A partire da lunedì 24 agosto, con l’avvio della nuova fase del cantiere per la riqualificazione di Porta Santa Croce e del nuovo sottopasso ciclopedonale, sono previste alcune modifiche alla viabilità sulla circonvallazione. Per circa cinque settimane è prevista infatti la riduzione temporanea dell’Onda verde a una corsia per un breve tratto compreso tra viale Piave (all’altezza di Porta Santa Croce) e viale Isonzo (all’incrocio con via Makallè). Si tratta di una modifica resasi necessaria per permettere il progredire dei lavori e, in particolare, l’utilizzo di grandi macchinari per le operazioni di scavo e garantire condizioni di sicurezza all’interno del cantiere e nelle aree esterne.

Il traffico scorrerà regolarmente sull’Onda Rossa.

In concomitanza con le modifiche sull’Onda Verde, altre variazioni riguarderanno viale Ramazzini: fino al 24 agosto sarà mantenuto l’attuale senso unico in direzione viale Regina Margherita, mentre dal 24 e fino al 2 ottobre non sarà possibile il transito veicolare tra viale Ramazzini e viale Regina Margherita.

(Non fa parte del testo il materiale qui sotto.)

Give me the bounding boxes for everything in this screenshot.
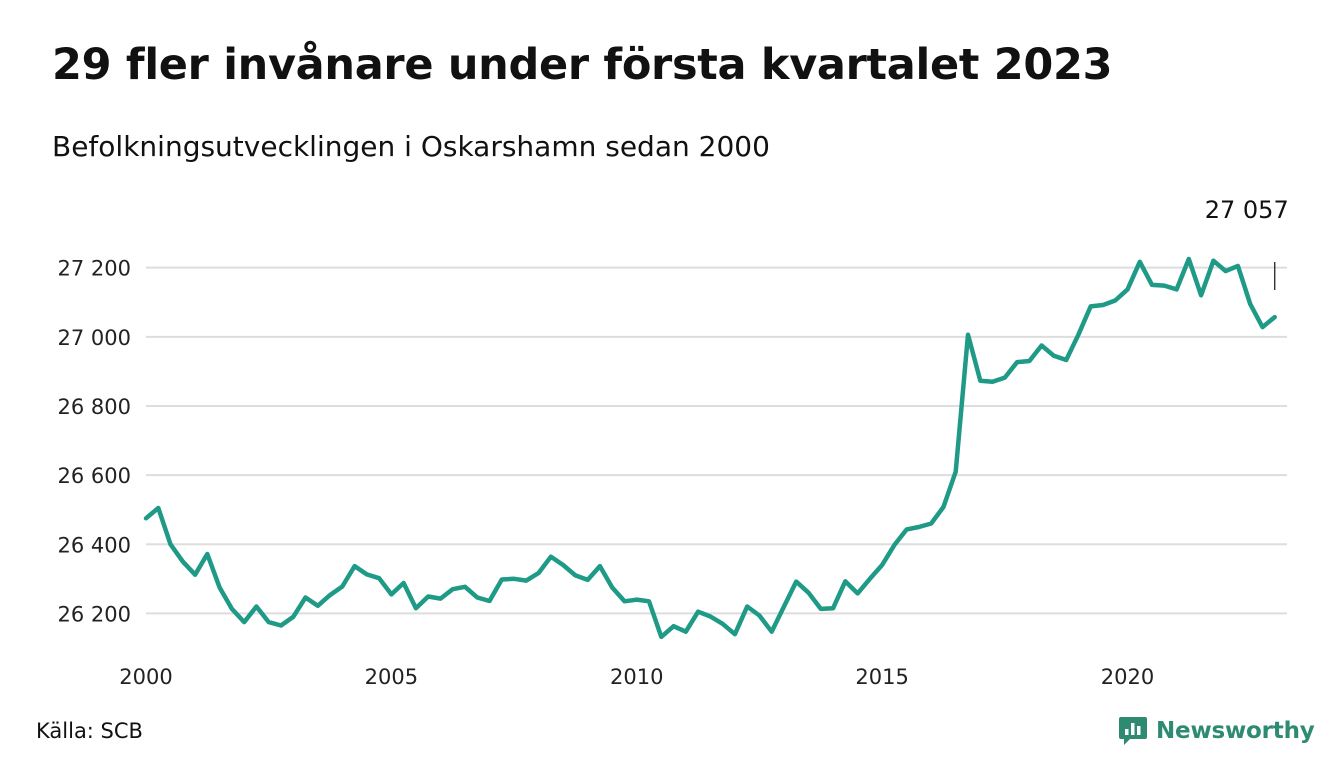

L’accesso ai residenti di viale Ramazzini sarà sempre garantito con senso unico alternato e consentendo il transito del passaggio a livello in entrambe le direzioni.

L’intervento– I lavori previsti a partire dal 24 agosto, da parte di Arca/Iren Acqua Reggio, sono finalizzati alla realizzazione di un nuovo collettore fognario sottostante la rete ferroviaria a servizio del quartiere Santa Croce.

L’opera “nuova Porta Santa Croce”, avviata a luglio 2025, mira infatti a riqualificare non solo il quartiere con la realizzazione del sottopasso ciclopedonale e dell’area antistante, bensì tutti i sottoservizi interferenti che alimentano tutto il centro storico, ma che, proprio perché ormai datati, sempre più spesso sono soggetti a guasti.

I lavori coinvolgono diversi enti attuatori – il Comune di Reggio, Arca/Iren Acqua Reggio, Ireti, Fibercop, E-Distribuzione, Open Fiber, Retelit, WindTre, Fastweb oltre a Rete Ferroviaria Italiana e Ferrovie Emilia-Romagna – che si confrontano costantemente per pianificare la ‘risoluzione delle interferenze’ e programmare un delicatissimo incastro delle lavorazioni necessarie al completamento dell’opera. Ad oggi sono stati realizzati gli spostamenti e quindi le nuove sedi delle infrastrutture di gas, acqua e rete elettrica. Nei prossimi giorni, oltre a iniziare gli spostamenti delle reti in fibra ottica che dovranno attraversare la ferrovia, le lavorazioni si concentreranno sul rifacimento dell’impianto fognario che risale alla fine dell’Ottocento.

In particolare, sarà attuato un intervento particolarmente complesso finalizzato a predisporre la realizzazione dei primi due pozzi “B” e “D” di uno dei due nuovi collettori fognari e che comporterà uno scavo a grande profondità. La tecnica che sarà utilizzata prevede l’iniezione di colonne di cemento ad altissima pressione nel terreno per formare delle pareti di calcestruzzo senza ricorrere a normali operazioni di scavo: questo consentirà di ridurre per quanto possibile gli ingombri di cantiere e i tempi di esecuzione. Si ricorrerà quindi a lavorazioni specialistiche con macchine operatrici di grandi dimensioni (circa 8 metri di lunghezza e 20 metri di altezza), in grado di scavare a una maggiore profondità per realizzare le pareti di calcestruzzo dei due pozzi.

L’esigenza di scavare a maggiore profondità emersa nelle prime fasi di cantiere e quindi l’utilizzo di tecnologie differenti rispetto a quelle preventivate in fase di progettazione hanno comportato la necessità di occupare un’area maggiore con conseguente impatto sulla viabilità. Così come l’utilizzo di macchinari altamente specialistici di grandi dimensioni, di cui dispongono poche imprese, ha richiesto una calendarizzazione serrata dei lavori e la dimensione dei macchinari ha comportato la necessità di occupare temporaneamente un’area di cantiere più grande per tutelare gli operatori e le persone esterne. Quindi queste lavorazioni, inizialmente previste a novembre, sono state anticipate il più possibile, compatibilmente con tutte le altre attività del cantiere legate a tutti i diversi soggetti interferenti, in modo da avvenire per la maggior parte prima dell’inizio delle scuole e limitare il disagio sulla viabilità a pieno regime a sole due settimane.